Contamination of fungal genomes of Onygenaceae (Phylum Ascomycota) in public databases: incidence, detection, and impact

Identificador:  imarina:9469348

Handle: https://hdl.handle.net/20.500.11797/imarina9469348

Autors:  Granados-Casas, AO; Fernández-Bravo, A; Stchigel, AM; Cano-Lira, JF

Resum:
Genomic datasets often contain unwanted, foreign, or erroneous nucleotide sequences that do not belong to the organism under study. Such contamination can significantly compromise genome analyses, reducing the accuracy and reliability of the results. Despite its potential impact, few studies have addressed the contamination of fungal genomes by exogenous sequences. Here, we analyzed eleven publicly available genomes of fungi from the family Onygenaceae, retrieved from the National Center for Biotechnology Information (NCBI) database. A comprehensive quality assessment was performed, evaluating genome completeness, contiguity, and contamination levels. Genomes with lower statistical quality and putatively contaminated were selected for further improvement. To enhance assembly quality, we built a custom Kraken 2 database including four high-quality genomes of closely related fungal taxa. After filtering, we reassessed the genomes to compare contiguity, completeness, and contamination levels before and after the process.
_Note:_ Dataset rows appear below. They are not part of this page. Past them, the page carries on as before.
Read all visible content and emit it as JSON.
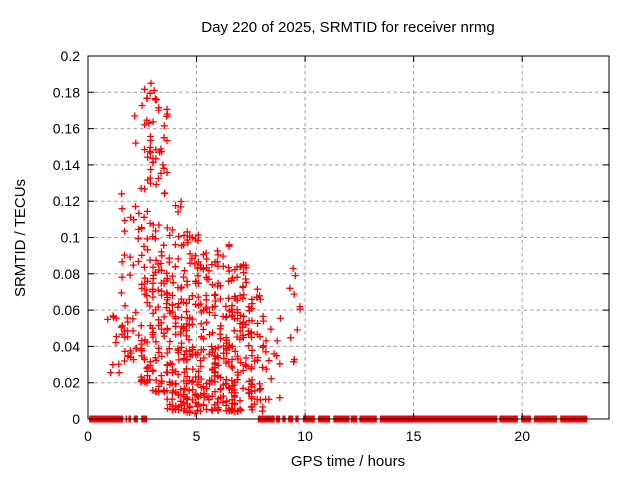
{
  "title": "Day 220 of 2025, SRMTID for receiver nrmg",
  "colors": {
    "marker": "#ff0000",
    "zero_band": "#ff0000",
    "axis": "#000000",
    "grid": "#9e9e9e",
    "background": "#ffffff",
    "text": "#000000"
  },
  "chart_data": {
    "type": "scatter",
    "title": "Day 220 of 2025, SRMTID for receiver nrmg",
    "xlabel": "GPS time / hours",
    "ylabel": "SRMTID / TECUs",
    "xlim": [
      0,
      24
    ],
    "ylim": [
      0,
      0.2
    ],
    "xticks": [
      0,
      5,
      10,
      15,
      20
    ],
    "xtick_labels": [
      "0",
      "5",
      "10",
      "15",
      "20"
    ],
    "yticks": [
      0,
      0.02,
      0.04,
      0.06,
      0.08,
      0.1,
      0.12,
      0.14,
      0.16,
      0.18,
      0.2
    ],
    "ytick_labels": [
      "0",
      "0.02",
      "0.04",
      "0.06",
      "0.08",
      "0.1",
      "0.12",
      "0.14",
      "0.16",
      "0.18",
      "0.2"
    ],
    "grid": true,
    "legend": "none",
    "marker_style": "plus",
    "series_color": "#ff0000",
    "description": "Dense scatter of red plus markers between ~1 and ~9.8 hours, peak amplitude ~0.185 TECUs near hour 2.9; a near-continuous band of zero values runs from hour 0 to ~23 with gaps between ~2.7 and ~7.8 hours where the active scatter occurs.",
    "zero_band_segments_hours": [
      [
        0.05,
        1.62
      ],
      [
        1.73,
        1.8
      ],
      [
        1.86,
        1.98
      ],
      [
        2.1,
        2.3
      ],
      [
        2.45,
        2.72
      ],
      [
        7.82,
        8.6
      ],
      [
        8.65,
        8.85
      ],
      [
        8.95,
        9.1
      ],
      [
        9.22,
        9.45
      ],
      [
        9.55,
        9.7
      ],
      [
        9.9,
        10.45
      ],
      [
        10.6,
        11.15
      ],
      [
        11.3,
        12.05
      ],
      [
        12.1,
        12.4
      ],
      [
        12.5,
        13.3
      ],
      [
        13.45,
        18.85
      ],
      [
        18.95,
        19.8
      ],
      [
        19.95,
        20.4
      ],
      [
        20.55,
        21.6
      ],
      [
        21.75,
        23.0
      ]
    ],
    "points_are_approximate": true,
    "seed": 42,
    "x_quantize_hours": 0.13,
    "clusters": [
      {
        "x": [
          0.95,
          1.55
        ],
        "y": [
          0.025,
          0.062
        ],
        "n": 10,
        "p": 1.2
      },
      {
        "x": [
          1.5,
          2.3
        ],
        "y": [
          0.03,
          0.125
        ],
        "n": 40,
        "p": 1.5
      },
      {
        "x": [
          2.35,
          3.1
        ],
        "y": [
          0.02,
          0.186
        ],
        "n": 90,
        "p": 1.7
      },
      {
        "x": [
          3.0,
          3.65
        ],
        "y": [
          0.015,
          0.178
        ],
        "n": 80,
        "p": 1.9
      },
      {
        "x": [
          3.6,
          4.4
        ],
        "y": [
          0.005,
          0.122
        ],
        "n": 90,
        "p": 1.6
      },
      {
        "x": [
          4.35,
          5.1
        ],
        "y": [
          0.003,
          0.105
        ],
        "n": 95,
        "p": 1.6
      },
      {
        "x": [
          5.05,
          5.9
        ],
        "y": [
          0.004,
          0.092
        ],
        "n": 95,
        "p": 1.4
      },
      {
        "x": [
          5.85,
          6.7
        ],
        "y": [
          0.004,
          0.097
        ],
        "n": 90,
        "p": 1.4
      },
      {
        "x": [
          6.65,
          7.5
        ],
        "y": [
          0.004,
          0.086
        ],
        "n": 80,
        "p": 1.4
      },
      {
        "x": [
          7.45,
          8.1
        ],
        "y": [
          0.004,
          0.075
        ],
        "n": 45,
        "p": 1.5
      },
      {
        "x": [
          8.1,
          9.0
        ],
        "y": [
          0.008,
          0.062
        ],
        "n": 14,
        "p": 1.2
      },
      {
        "x": [
          9.3,
          9.8
        ],
        "y": [
          0.028,
          0.085
        ],
        "n": 7,
        "p": 1.0
      }
    ],
    "notable_points": [
      {
        "x": 2.15,
        "y": 0.167
      },
      {
        "x": 2.2,
        "y": 0.152
      },
      {
        "x": 2.8,
        "y": 0.163
      },
      {
        "x": 2.9,
        "y": 0.185
      },
      {
        "x": 3.05,
        "y": 0.181
      },
      {
        "x": 3.15,
        "y": 0.176
      },
      {
        "x": 3.3,
        "y": 0.147
      },
      {
        "x": 3.45,
        "y": 0.14
      },
      {
        "x": 4.6,
        "y": 0.097
      },
      {
        "x": 6.5,
        "y": 0.096
      },
      {
        "x": 9.45,
        "y": 0.083
      },
      {
        "x": 9.55,
        "y": 0.079
      },
      {
        "x": 9.3,
        "y": 0.072
      }
    ]
  }
}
Furthermore, structural and functional annotation was conducted to evaluate changes in predicted proteins, protein families and domains. Additionally, Average nucleotide identity and phylogenetic analyses were performed to further assess the impact of the filtering. Four genomes showed low-quality statistics and contamination levels between 5 and 12%, mainly of bacteria origin. After removing the contaminated regions, assembly quality metrics improved, and contamination level dropped below 3% in all cases. Functional annotation of the filtered assemblies revealed a reduction in bacteria-associated protein families. Our results demonstrate the presence of contamination in publicly available Onygenaceae fungal genomes and highlight its potential to bias downstream analyses. We emphasize the importance of contamination screening and removal to ensure reliable genomic data for fungal research.